In talking with some other moms today, it came up that I have not had an exam since my delivery. When I went in for my “6 week post partum” check, the nurse looked at my chart and said “oh, you’re not due for your annual Pap smear. Sorry you came all the way in for nothing” and sent me home. I thought it was odd at the time, but I was also exhausted and hormonal and just eager to go home and sleep more. So no one has checked that I healed correctly, or any of the other bits and baubles that should have been done.
And now I no longer have insurance coverage.
I don’t know why exactly but it all just hit me very strongly this afternoon. I felt like I’d failed something, somehow. Failed myself. Failed my body. Or my body had failed me. There was crying.

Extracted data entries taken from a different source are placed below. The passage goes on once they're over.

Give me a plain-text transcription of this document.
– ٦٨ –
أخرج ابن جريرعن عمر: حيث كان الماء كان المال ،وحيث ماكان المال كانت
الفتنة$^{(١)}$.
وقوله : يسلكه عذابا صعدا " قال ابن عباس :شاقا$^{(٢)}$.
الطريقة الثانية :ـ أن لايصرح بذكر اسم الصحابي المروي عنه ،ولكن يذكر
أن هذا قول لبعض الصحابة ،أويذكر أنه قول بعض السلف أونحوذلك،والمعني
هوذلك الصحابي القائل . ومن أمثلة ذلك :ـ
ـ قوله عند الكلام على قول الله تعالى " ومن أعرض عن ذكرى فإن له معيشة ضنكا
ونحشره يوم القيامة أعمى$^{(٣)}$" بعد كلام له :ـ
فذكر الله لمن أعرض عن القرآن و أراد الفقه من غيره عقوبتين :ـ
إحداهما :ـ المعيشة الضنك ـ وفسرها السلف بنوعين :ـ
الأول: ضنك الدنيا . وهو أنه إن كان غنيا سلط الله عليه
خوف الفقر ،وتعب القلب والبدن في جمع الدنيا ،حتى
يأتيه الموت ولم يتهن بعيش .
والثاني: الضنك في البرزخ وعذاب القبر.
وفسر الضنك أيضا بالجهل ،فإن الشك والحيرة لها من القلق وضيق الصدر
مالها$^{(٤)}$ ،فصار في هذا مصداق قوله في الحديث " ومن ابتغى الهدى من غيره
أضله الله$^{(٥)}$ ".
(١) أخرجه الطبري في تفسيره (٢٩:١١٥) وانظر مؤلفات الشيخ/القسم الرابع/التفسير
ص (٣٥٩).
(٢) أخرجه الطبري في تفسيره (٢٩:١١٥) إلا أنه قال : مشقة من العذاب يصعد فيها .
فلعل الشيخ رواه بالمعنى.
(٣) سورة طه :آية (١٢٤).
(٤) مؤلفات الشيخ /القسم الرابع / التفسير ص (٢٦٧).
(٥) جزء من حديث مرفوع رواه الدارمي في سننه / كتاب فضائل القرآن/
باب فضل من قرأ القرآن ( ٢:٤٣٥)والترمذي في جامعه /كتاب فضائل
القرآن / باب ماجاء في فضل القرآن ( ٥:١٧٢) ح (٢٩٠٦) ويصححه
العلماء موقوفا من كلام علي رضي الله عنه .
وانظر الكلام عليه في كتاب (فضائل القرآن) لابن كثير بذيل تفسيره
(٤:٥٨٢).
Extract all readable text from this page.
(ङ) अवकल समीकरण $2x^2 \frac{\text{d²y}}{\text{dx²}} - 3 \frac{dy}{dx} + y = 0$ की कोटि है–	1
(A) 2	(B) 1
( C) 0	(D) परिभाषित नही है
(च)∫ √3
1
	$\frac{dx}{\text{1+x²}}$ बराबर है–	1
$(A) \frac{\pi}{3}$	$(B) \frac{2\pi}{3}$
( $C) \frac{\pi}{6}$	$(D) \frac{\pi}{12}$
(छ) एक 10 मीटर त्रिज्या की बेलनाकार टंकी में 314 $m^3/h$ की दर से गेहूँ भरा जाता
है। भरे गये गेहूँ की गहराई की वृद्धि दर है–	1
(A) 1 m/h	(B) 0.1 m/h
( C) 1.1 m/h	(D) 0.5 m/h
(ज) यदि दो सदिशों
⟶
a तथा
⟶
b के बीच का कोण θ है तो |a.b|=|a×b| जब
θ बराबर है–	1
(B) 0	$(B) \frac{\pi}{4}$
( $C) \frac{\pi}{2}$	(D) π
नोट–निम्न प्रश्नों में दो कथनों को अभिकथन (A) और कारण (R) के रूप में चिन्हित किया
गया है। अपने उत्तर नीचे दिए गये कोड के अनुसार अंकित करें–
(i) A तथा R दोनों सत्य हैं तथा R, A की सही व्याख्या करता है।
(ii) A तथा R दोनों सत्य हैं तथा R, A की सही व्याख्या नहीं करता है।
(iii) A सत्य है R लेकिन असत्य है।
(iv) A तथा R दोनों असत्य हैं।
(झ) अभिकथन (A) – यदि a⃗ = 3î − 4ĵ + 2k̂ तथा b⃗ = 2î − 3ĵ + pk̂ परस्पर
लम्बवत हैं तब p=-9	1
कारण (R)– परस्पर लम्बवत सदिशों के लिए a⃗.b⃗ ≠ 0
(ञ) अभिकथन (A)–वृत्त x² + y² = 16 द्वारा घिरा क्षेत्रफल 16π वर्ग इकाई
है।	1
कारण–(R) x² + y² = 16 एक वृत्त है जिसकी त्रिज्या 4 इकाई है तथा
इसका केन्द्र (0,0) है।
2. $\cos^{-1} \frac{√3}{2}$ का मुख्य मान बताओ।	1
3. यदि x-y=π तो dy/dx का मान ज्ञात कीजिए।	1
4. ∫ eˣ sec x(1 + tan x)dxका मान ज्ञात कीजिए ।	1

I just feel like every time I turn around something is wrong. Of course, it could be that everything is hunky dory and normal. But I don’t know that. Why didn’t I stand up to that nurse? Why didn’t I ask more questions? I’m overwhelmed with questions of “Am I ok? Will our sex be painful forever? How will this affect future childbirth if I’m lucky enough to get pregnant again?”
Hubster was very sweet and understanding. Both during the sex, and during my mini panic attack this afternoon. He told me to call a doctor and be seen ASAP, we will just have to pay for the exam, my health is the most important thing.
Several people have told me to go back that doctor and demand a free exam. He was a descent enough guy, the best option with our last minute change during the pregnancy, but I don’t really feel 100% comfortable going back there. I got several great recommendations of other doctors and midwives to choose from. I tried calling today but offices were closed. Guess I know what I’m doing on Monday!
I’m so grateful for the amazing support I have. Dear childhood friends, an amazing local mom group, new friendships I’m forming in my church. I think that’s why I so rarely blog anymore… This space was about needing support that I didn’t have. But now I have so much support. But it’s still comforting to come back here and lay it all out. Like a childhood security blanket.
I don’t know exactly what I’m trying to say. I’m so exhausted and drained. It’s been an emotional day. Sleep is calling. I’m just gonna curl up with my blankie and go night-night.